Shaquille O'Neal: Curator.

On my recent trip to New York, I saw two shows put together by superstar curators.  One was curated by super art star Jeff Koons (more on that in a later post) and the other was created by super basketball star Shaquille O'Neal.  That's right, I said Shaquille O'Neil.  And believe it or not, I liked Shaq's show better.

The exhibit was Size Does Matter at the FLAG Art Foundation.  I'd never even heard of the the FLAG Art Foundation but I read a write up of this show and it sounded interesting. And since I was headed to Chelsea anyway, I thought I'd stop by.  I'm glad I did.

This show speaks to how scale challenges our perceptions about the world around us. And there were some great works.  Get off the elevator and you're greeted by another elevator.  A little teeny-tiny elevator that's built into the gallery wall, the doors opening and closing with a cute little ping.  It was almost as if some invisible executive mice were secretly riding to their office jobs somewhere within the gallery walls.

There were pieces so small that you had to look through a microscope to see them. There were works that were portraits of Shaq.  And there were plenty of works by some of the best artists working today.  Here are a few photos of some of my favorites.

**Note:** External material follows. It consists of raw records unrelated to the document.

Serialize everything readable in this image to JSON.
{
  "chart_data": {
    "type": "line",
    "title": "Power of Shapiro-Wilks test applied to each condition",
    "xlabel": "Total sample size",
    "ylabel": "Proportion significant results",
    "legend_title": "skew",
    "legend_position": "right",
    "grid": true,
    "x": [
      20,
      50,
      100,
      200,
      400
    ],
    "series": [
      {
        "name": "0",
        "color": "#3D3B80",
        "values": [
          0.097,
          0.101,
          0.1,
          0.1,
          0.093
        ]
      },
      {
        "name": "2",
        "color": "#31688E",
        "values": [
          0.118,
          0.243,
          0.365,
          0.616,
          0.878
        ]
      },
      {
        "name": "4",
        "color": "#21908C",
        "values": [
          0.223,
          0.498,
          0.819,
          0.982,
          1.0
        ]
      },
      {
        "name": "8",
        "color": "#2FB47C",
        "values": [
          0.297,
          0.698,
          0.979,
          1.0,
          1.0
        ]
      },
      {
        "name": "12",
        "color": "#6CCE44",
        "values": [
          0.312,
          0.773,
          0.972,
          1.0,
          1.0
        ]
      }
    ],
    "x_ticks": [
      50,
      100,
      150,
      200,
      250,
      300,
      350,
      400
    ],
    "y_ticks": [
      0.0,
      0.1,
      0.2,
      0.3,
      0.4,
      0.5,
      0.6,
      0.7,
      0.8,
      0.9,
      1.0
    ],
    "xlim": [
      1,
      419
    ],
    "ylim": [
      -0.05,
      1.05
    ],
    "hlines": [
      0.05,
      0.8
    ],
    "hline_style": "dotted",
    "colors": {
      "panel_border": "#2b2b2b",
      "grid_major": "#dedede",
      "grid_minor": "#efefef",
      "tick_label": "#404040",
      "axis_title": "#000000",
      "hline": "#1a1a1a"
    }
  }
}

Works by Ron Mueck make the internet rounds on a fairly regular basis. And while the photos that land in your mailbox are amazing, they can't compare with the creepy, oversized realism of the actual sculptures.  This is Untitled (Big Man), (2000, Pigmented polyester resin on fiberglass.)

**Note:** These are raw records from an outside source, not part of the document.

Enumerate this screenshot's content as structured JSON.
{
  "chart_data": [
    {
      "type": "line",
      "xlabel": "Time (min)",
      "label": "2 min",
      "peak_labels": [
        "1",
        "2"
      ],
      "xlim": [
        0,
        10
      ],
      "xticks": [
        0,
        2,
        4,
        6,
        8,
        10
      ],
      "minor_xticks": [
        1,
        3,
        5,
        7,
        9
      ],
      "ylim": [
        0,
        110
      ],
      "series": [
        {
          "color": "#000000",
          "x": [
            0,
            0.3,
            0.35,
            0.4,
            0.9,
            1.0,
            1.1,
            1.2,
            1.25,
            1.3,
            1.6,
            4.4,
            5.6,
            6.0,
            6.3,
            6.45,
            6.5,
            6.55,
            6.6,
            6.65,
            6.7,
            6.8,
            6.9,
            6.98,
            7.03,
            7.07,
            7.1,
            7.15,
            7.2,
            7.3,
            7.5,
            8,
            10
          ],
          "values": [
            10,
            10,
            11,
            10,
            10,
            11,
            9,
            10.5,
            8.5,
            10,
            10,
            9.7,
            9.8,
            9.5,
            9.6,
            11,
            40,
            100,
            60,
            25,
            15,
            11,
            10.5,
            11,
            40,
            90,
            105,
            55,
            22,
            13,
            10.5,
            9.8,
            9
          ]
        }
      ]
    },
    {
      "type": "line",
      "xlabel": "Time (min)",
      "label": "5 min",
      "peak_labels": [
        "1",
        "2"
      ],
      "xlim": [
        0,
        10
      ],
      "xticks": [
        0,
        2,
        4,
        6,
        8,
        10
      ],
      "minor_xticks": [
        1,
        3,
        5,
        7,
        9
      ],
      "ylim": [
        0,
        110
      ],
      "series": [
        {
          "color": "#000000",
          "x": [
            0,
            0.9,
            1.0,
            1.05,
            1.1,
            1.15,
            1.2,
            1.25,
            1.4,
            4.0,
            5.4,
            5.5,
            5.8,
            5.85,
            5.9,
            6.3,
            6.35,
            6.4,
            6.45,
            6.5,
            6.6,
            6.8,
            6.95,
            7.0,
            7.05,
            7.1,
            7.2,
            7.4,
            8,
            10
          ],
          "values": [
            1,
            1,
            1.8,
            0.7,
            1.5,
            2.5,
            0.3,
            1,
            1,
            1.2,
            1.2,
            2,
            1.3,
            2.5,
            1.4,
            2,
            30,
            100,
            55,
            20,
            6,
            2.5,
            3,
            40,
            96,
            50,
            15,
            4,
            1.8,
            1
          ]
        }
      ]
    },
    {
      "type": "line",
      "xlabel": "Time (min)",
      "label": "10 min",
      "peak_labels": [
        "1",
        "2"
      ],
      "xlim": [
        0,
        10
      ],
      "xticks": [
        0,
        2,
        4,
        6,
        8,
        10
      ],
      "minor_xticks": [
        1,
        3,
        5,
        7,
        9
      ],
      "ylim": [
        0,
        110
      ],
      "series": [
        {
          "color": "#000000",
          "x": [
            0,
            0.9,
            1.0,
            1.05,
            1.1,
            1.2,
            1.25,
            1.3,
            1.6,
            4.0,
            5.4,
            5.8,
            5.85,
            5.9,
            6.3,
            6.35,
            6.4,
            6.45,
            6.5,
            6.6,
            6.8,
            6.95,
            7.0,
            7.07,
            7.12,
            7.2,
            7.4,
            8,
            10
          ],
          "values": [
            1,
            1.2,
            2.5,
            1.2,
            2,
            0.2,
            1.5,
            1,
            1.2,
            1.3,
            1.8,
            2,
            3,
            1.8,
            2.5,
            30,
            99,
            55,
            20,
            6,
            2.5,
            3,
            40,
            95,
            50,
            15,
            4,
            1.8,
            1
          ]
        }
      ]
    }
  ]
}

Tom Friedman's work always interests me.  This giant deconstruction and reconstruction of Excedrin boxes is freaky.  I know it looks like this is just a blurry photo but that's how the scultpure actually looks.  It's enough to make you want some Excedrin.  It's called largeexcedrinbox, (2006, Excedrin boxes).

I love this next photo for two reasons: First, the sculpture is really cool and I'm still not sure how they stuffed it into the smallish gallery.  Second, Il Gatito (a.k.a. Felix) looks ridiculously small and adorable.  Which totally makes me laugh.  No Title (Table and Six Chairs), (2003, painted aluminum) is by Robert Therrien.

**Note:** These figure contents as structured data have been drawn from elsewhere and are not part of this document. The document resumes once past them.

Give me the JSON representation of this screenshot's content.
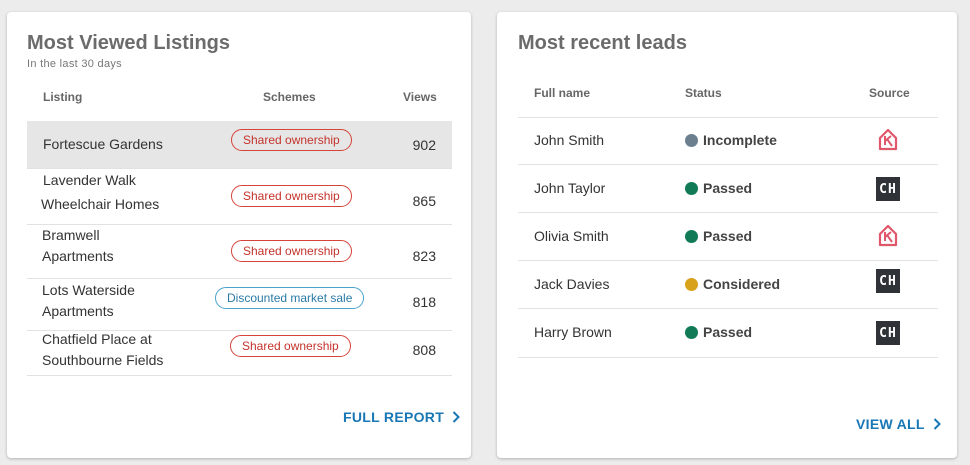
{
  "listings_card": {
    "title": "Most Viewed Listings",
    "subtitle": "In the last 30 days",
    "headers": {
      "listing": "Listing",
      "schemes": "Schemes",
      "views": "Views"
    },
    "rows": [
      {
        "line1": "Fortescue Gardens",
        "line2": "",
        "scheme": "Shared ownership",
        "scheme_type": "red",
        "views": "902"
      },
      {
        "line1": "Lavender Walk",
        "line2": "Wheelchair Homes",
        "scheme": "Shared ownership",
        "scheme_type": "red",
        "views": "865"
      },
      {
        "line1": "Bramwell",
        "line2": "Apartments",
        "scheme": "Shared ownership",
        "scheme_type": "red",
        "views": "823"
      },
      {
        "line1": "Lots Waterside",
        "line2": "Apartments",
        "scheme": "Discounted market sale",
        "scheme_type": "blue",
        "views": "818"
      },
      {
        "line1": "Chatfield Place at",
        "line2": "Southbourne Fields",
        "scheme": "Shared ownership",
        "scheme_type": "red",
        "views": "808"
      }
    ],
    "link_label": "FULL REPORT"
  },
  "leads_card": {
    "title": "Most recent leads",
    "headers": {
      "name": "Full name",
      "status": "Status",
      "source": "Source"
    },
    "rows": [
      {
        "name": "John Smith",
        "status": "Incomplete",
        "status_color": "#6b7f8f",
        "source": "house-icon"
      },
      {
        "name": "John Taylor",
        "status": "Passed",
        "status_color": "#0f7a55",
        "source": "CH"
      },
      {
        "name": "Olivia Smith",
        "status": "Passed",
        "status_color": "#0f7a55",
        "source": "house-icon"
      },
      {
        "name": "Jack Davies",
        "status": "Considered",
        "status_color": "#d9a21b",
        "source": "CH"
      },
      {
        "name": "Harry Brown",
        "status": "Passed",
        "status_color": "#0f7a55",
        "source": "CH"
      }
    ],
    "link_label": "VIEW ALL"
  },
  "colors": {
    "accent": "#1877b5",
    "pill_red": "#d6433b",
    "pill_blue": "#4aa3cf",
    "house_icon": "#e0566a"
  }
}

Therrien also created No Title (Stacked Plates), (2006, plastic).  This giant, hapazard stack of dishes did something fairly amazing.  If  you walked around the sculpture, it appeared to be animated.  The plates looked as if they were wobbling precariously.

There were a lot of works that played with perspective in strange ways.  A great example is Evan Penny's Stretch #2, (2003, silicon, fabric, and hair).  This larger than life bust makes you feel like someone screwed up the resolution settings on your eyeballs.

And possibly the creepiest piece I saw during my entire New York trip was Richard Dupont's Untitled (Terminal Stage), (2008, cast polyurethane resin).  This photo can't really show how weird this sculpture was.  The human figures were flatened and stretched.  And yet as you walked around them you'd arrive at just the right perspective and suddenly they looked totally normal. 

And one final photo, an installation view of one of the galleries.

Size Does Matter runs through May 27.